O Arcabuz da Miséria foi um mendigo famoso. Fiz dele um mistério para que fosse desvendado com o Brasil. Em ficção (a minha), foi antes um nobre, tornou-se militar e, enlouquecido na guerra, um pária. Envolvi-o já na proposição da narrativa ao sugerir a evolução da história pela força do coração do homem. Ao compreenderem, Ignácio de Loyola Brandão e Deonísio da Silva afirmaram “que o leitor tem diante de si um escritor interessado em decifrar o Brasil, em narrar outra história”. Em simpósio cultural o primeiro declarou que “Arcabuzes” deveria causar impacto nacional.

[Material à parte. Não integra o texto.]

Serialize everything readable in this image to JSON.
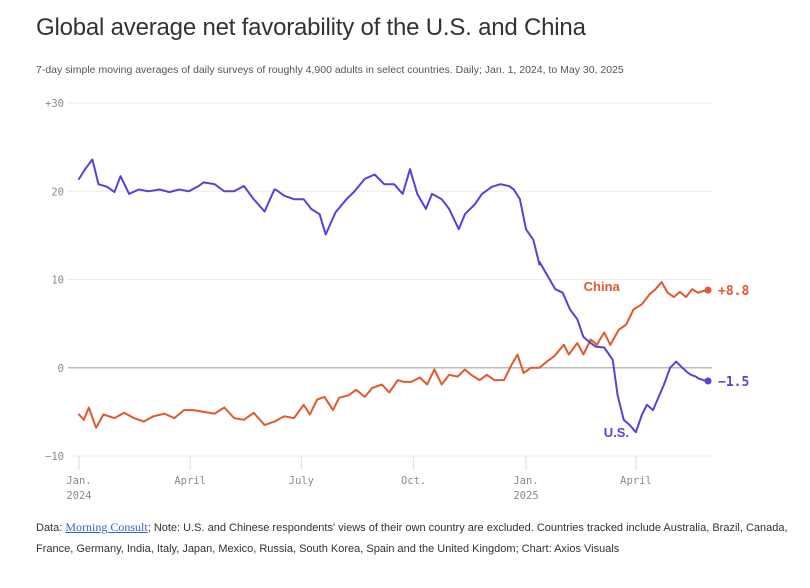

Precederam a Grande Guerra Mundial de 1.914 as três mais importantes revoluções do mundo ocidental, em conseqüência da ascensão da burguesia: a francesa, a americana e a brasileira. Apenas esta ignorada, omitida em nosso próprio País. Seus marcos decisivos foram abolição e República Federativa. As características próprias e tantos episódios para se compreender precisavam ser reunidos em romance. Durante anos a reação das velhas estruturas semifeudais, monárquicas, constituiu-se numa contra-revolução e originou a guerra civil. Dividira-se a Nação, as classes urbanas pendendo para a proclamada República e seu governo; as do campo, anárquicas e contrárias. Revoltaram-se a Armada Imperial, facção abrasonada do Exército, oligarquias e caudilhos do antigo regime. Na Guanabara, nos mares e nos estados do Sul ocorreram memoráveis batalhas que não podem ser olvidadas. Para revelar o acontecimento deturpado pelos escribas interpretei-o e esclareci a Pátria. Assim o fiz. Era necessário mostrar o verdadeiro papel, até então encoberto, desempenhado no País por personagens reais, ficcionalizados ou não. Pude desvelar o poderoso sentimento humanista de brasilidade. Suscita o pensamento brasileiro em que procuro inovar conceitos como de crime e dolo. Pois o romance tinha de ser de realismo e de idéias. Tive de dividi-lo em dois momentos. No primeiro . vi como pessoa o homem, evidenciando suas relações primordiais. Distingui como um ciclo complementar o tropeirismo a semear e ligar povoações, antecedendo ou durante o ciclo do mate. Ao criar personagens e ficcionalizando os reais(l), ressaltei-os como fautores típicos dos sucessos. Tio Silva, por exemplo, é símbolo do Brasil. Vi plêiades generosas humanizando e conduzindo o mundo. Numa delas lá estava o Arcabuz da Miséria, Xandô, Estácio, Tio Silva, Bento, em meio a outros. Até o final da primeira parte, com a Proclamação e as reações conspiratórias, expus o “estado de espírito” que levaria “a guerra. No segundo momento, o objetivo foi dar predominância ao épico, exaltando o heróico, o verdadeiro, verberando o trágico, o desvario coletivo. Com a abundância de personagens em cena sobressai o coletivo, a concentração principal passar a ser no drama da Pátria. Não se confunda romance histórico com romance de época. Neste, a história é um desgastado pano de fundo; naquele o conteúdo é, por força da história, variável e muito mais rico, abrangente, dispensando o corriqueiro e as costumeiras expectativas ou cenas de erotismo.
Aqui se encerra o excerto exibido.